Social Security Numbers on 4473
Packing.org reports that a Federal judge has ruled that Pennsylvania’s requirement of a social security number to buy a gun or get a concealed weapons permit violates privacy rights:
Pennsylvania’s requirement that buyers provide a Social Security number to purchase a gun or obtain a concealed-weapons permit was struck down yesterday by a federal judge.
The state law violated the federal Privacy Act, U.S. District Judge Juan R. Sanchez ruled.
“This issue has been largely overlooked in Pennsylvania and other states for a long time,” said lawyer J. Dwight Yoder, who brought the case on behalf of a retired U.S. Army officer from Lancaster. “This ruling is about privacy, not guns. We weren’t looking to circumvent gun laws.”
Lawyers for the Pennsylvania State Police are reviewing the decision and considering an appeal, spokesman Jack Lewis said. By requiring applicants to provide Social Security numbers, Lewis said, his agency “simply has followed the requirements of the state’s Uniform Firearms Act.” The wider impact of yesterday’s ruling – whether, for example, other Pennsylvania Social Security requirements would be deemed invalid – was uncertain. One reason is that there are two large exceptions to the Privacy Act’s protection of Social Security numbers. The act does not apply to state and local government programs specifically exempted by federal law, such as driver’s license applications, or to programs from before 1974, such as voter registration.

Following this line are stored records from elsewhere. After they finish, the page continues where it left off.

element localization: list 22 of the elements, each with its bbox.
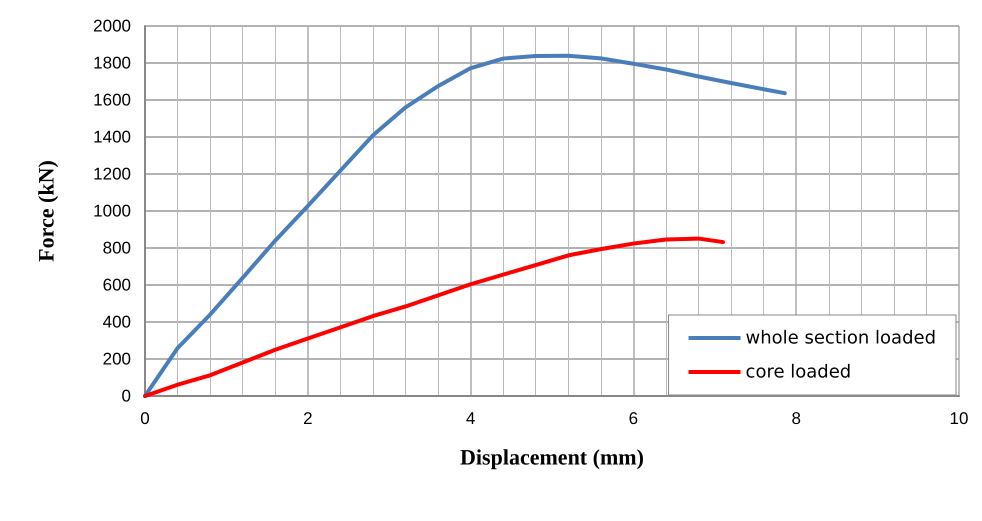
line-series xyxy=(143,236,725,398)
x-tick-label: 10 xyxy=(950,409,968,428)
x-tick-label: 8 xyxy=(791,409,801,428)
x-tick-label: 0 xyxy=(140,409,150,428)
y-tick-label: 600 xyxy=(102,276,131,294)
y-tick-label: 0 xyxy=(122,386,131,406)
y-tick-label: 2000 xyxy=(93,16,131,36)
y-axis-title: Force (kN) xyxy=(34,160,58,262)
y-tick-label: 1400 xyxy=(93,128,131,146)
legend-label: whole section loaded xyxy=(746,328,936,348)
y-tick-label: 800 xyxy=(102,238,131,258)
y-tick-label: 1000 xyxy=(93,202,131,220)
legend-label: core loaded xyxy=(746,362,852,382)
y-tick-label: 1600 xyxy=(93,90,131,110)
y-tick-label: 1200 xyxy=(93,164,131,184)
x-axis-title: Displacement (mm) xyxy=(460,444,644,470)
x-tick-label: 6 xyxy=(628,409,638,428)
y-tick-label: 1800 xyxy=(93,54,131,72)
y-tick-label: 200 xyxy=(102,350,131,368)
y-tick-label: 400 xyxy=(102,312,131,332)
x-tick-label: 4 xyxy=(466,409,476,428)
x-tick-label: 2 xyxy=(303,409,313,428)
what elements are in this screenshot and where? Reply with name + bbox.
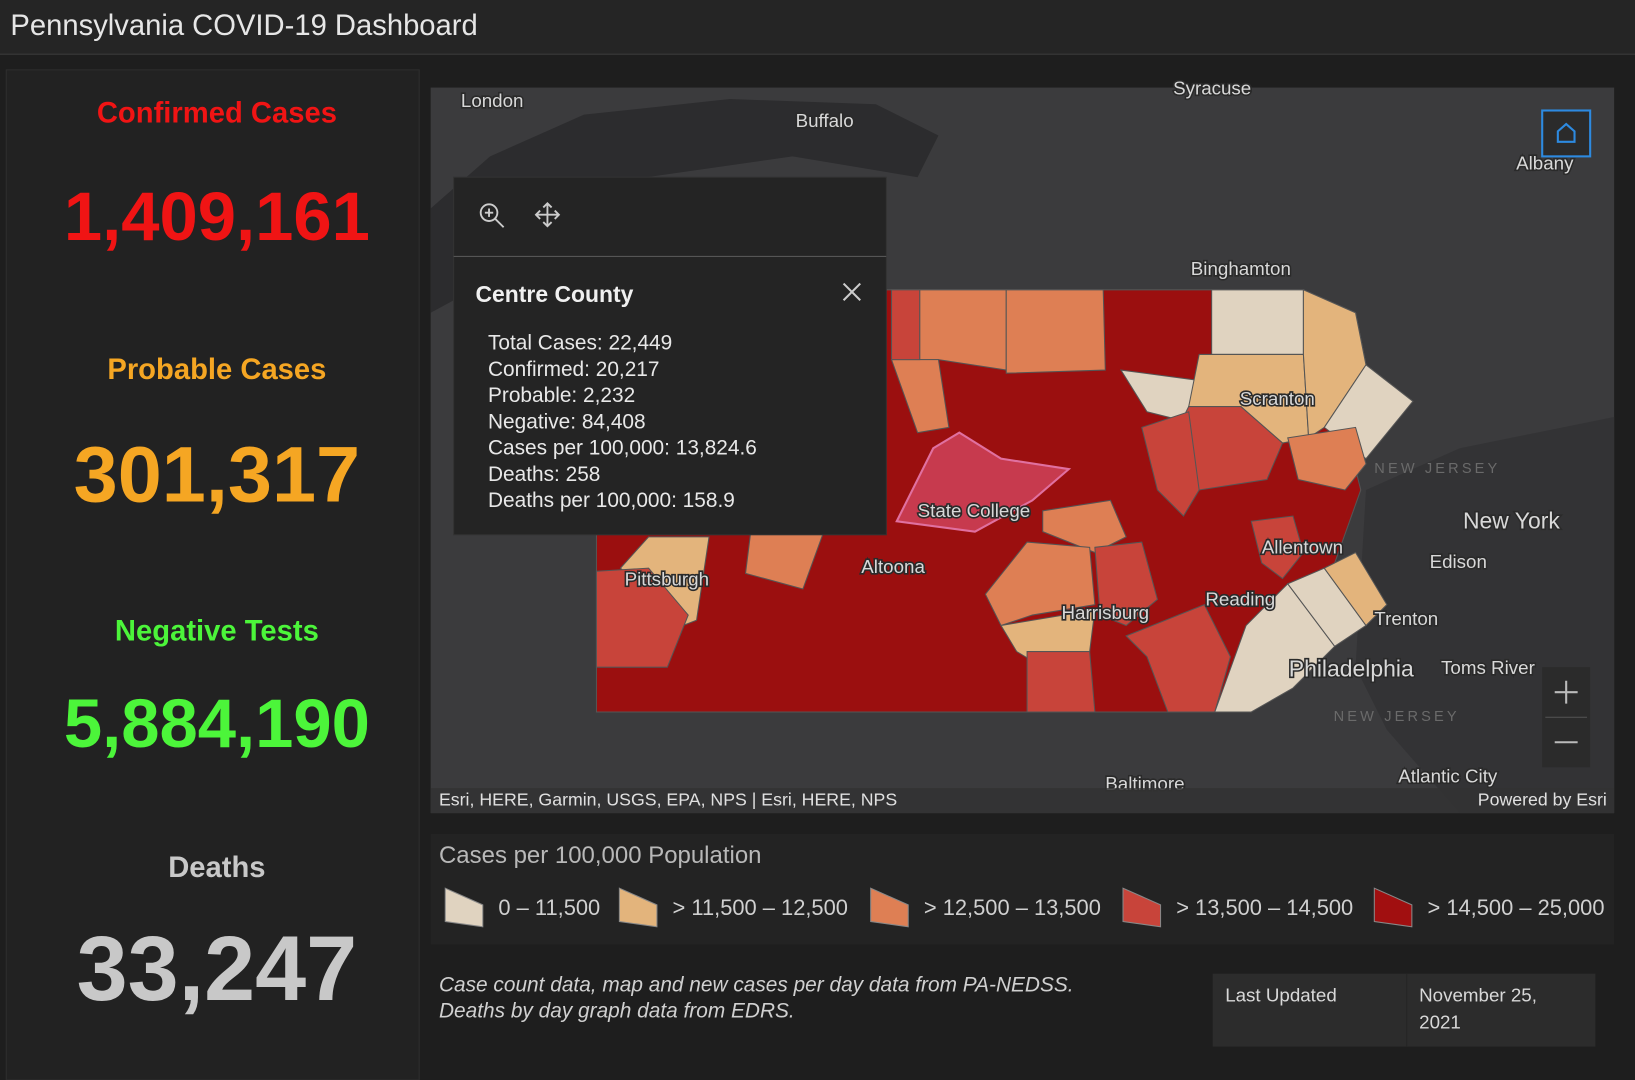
place-label: Harrisburg (1061, 602, 1149, 623)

Sanchez’s ruling noted that the right of privacy as to Social Security numbers exists under a federal law, not as a right the U.S. Supreme Court had interpreted as protected by the Constitution. Still, Robert Ellis Smith, publisher of the Privacy Journal in Providence, R.I., said yesterday’s ruling was “significant because it comes at a time when most government agencies are requiring more and more information from people.”
I personally don’t really care. In a society where you’re already
required err threatened with an inordinate amount of inconvenience (like losing tax benefits and no ability to get a job) without a number, putting it on some other random piece of paper isn’t something to get too worked up about.